Audio data and metadata segments are extracted from the encoded audio bitstream. The metadata segments are separate and distinct from the audio data. Each metadata segment includes a header, followed by one or more metadata payloads, followed by protection data. The header includes a synchronization word identifying the start of the metadata segment, followed by at least one identifier value.

The integrity of the metadata segments and the one or more metadata payloads is verified by using the protection data.

The one or more metadata payloads include a program loudness payload, which contains data indicating the measured loudness of an audio program associated with the audio data.

18. The method according to claim 17, wherein the encoded audio bitstream is an AC-3 bitstream or an E-AC-3 bitstream.

19. The method of claim 17, further comprising:

Adaptive loudness processing is performed on the audio data extracted from the encoded audio bitstream using the program loudness payload.

20. The method of claim 17, wherein the metadata segment is located in or extracted from an AC-3 or E-AC-3 reserved data space, the AC-3 or E-AC-3 reserved data space being selected from: a skip field, an auxdata field, an addbsi field, and combinations thereof.

21. The method of claim 17, wherein the program loudness payload includes a domain indicating whether the audio channel contains spoken conversation.

22. The method of claim 17, wherein the program loudness payload includes a domain indicating a loudness measurement method that has been used to generate the loudness data contained in the program loudness payload.

23. The method of claim 17, wherein the program loudness payload includes a domain indicating whether the loudness of the audio program has been corrected using session gating.

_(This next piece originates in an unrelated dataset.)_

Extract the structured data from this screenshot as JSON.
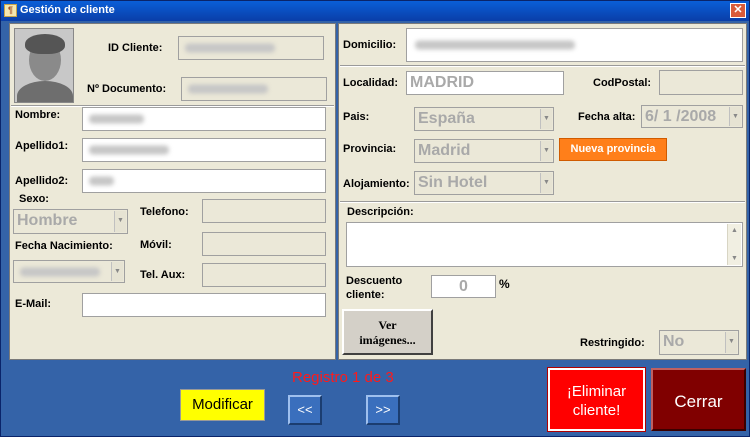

24. The method of claim 17, wherein the program loudness payload includes a domain indicating whether the loudness of the audio program has been corrected using a document-based loudness correction process.

25. The method of claim 17, wherein the program loudness payload comprises a domain indicating the overall loudness of the audio program without any gain adjustment attributable to dynamic range compression.

26. The method of claim 17, wherein the program loudness payload comprises a domain indicating the overall loudness of the audio program without any gain adjustment attributable to session normalization.

27. The method of claim 17, wherein the metadata segmentation includes metadata indicating at least one boundary between consecutive audio programs.

28. The method of claim 17, wherein the metadata segment is stored in one or more skipped fields or wasted bit segments of the frame.

29. The method according to any one of claims 17 to 28, wherein the at least one identifier value includes at least one of core element version, length and period, extended element count, and substream association value.